Comment 32 Vladimir Marko 2017-06-18 22:34:47 UTC
Yes, each of the proposed fixes solves the broken powerdown/reboot as well.
Comment 33 Manuel Bärenz 2018-02-22 09:28:15 UTC
Given that this is still an issue, and that the 4.1 kernel is affected by the meltdown/spectre vulnerability, what's the current way of properly resolving this?
Comment 34 Vladimir Marko 2018-02-22 22:53:14 UTC
Re comment #33: What does this bug have to do with the meltdown/spectre?
(This was still an issue when I tried 4.14.)
Comment 35 Manuel Bärenz 2018-02-23 09:52:50 UTC
(In reply to Vladimir Marko from comment #34)
> Re comment #33: What does this bug have to do with the meltdown/spectre?
> (This was still an issue when I tried 4.14.)

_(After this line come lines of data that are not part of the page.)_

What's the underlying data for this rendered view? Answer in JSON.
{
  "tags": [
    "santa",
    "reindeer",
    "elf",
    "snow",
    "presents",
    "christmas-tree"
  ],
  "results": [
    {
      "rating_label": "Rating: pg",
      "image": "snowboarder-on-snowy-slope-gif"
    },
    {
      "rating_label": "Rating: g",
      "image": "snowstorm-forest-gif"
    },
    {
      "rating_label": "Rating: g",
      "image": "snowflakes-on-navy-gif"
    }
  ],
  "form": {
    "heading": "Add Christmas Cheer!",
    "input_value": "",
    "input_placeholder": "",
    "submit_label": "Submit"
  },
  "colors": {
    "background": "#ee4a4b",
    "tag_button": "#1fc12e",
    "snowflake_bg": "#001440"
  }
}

The bug itself doesn't have anything to do with meltdown/spectre. But one potential resolution (using the 4.1 kernel) conflicts with it.
Comment 36 Vladimir Marko 2018-04-02 19:40:09 UTC
I just tried 4.16 and everything works fine. Looking at the history of arch/x86/kernel/apic/io_apic.c , I would guess the fix was actually

    commit 90ad9e2d91067983f3328e21b306323877e5f48a
    Author: Thomas Gleixner <tglx@linutronix.de>
    Date:   Wed Sep 13 23:29:49 2017 +0200

        x86/io_apic: Reevaluate vector configuration on activate()
        [...]

which was already present in 4.15.
Comment 37 Vladimir Marko 2018-04-02 21:31:10 UTC
Reverting the commit 90ad9e2d91067983f3328e21b306323877e5f48a (see comment #36) did not reintroduce the bug. So it remains unknown where between 4.14 and 4.16 this bug was fixed and whether 4.15 is affected.
Comment 38 Manuel Bärenz 2018-04-04 07:31:37 UTC
I just tested 4.15 on nixOS 18.03. The fan is quiet and the temperature can be set to all possible values via "cpupower frequency-set -f". Weirdly, the ondemand governor cranks up the frequency to maximum even if not under load, but that's maybe a separate bug, and no big deal.
Comment 39 Alexey Kunitskiy 2018-10-05 07:50:57 UTC
Tested on 4.14.73 - works bad.
On 4.18.11 works good for me, including frequency scaling.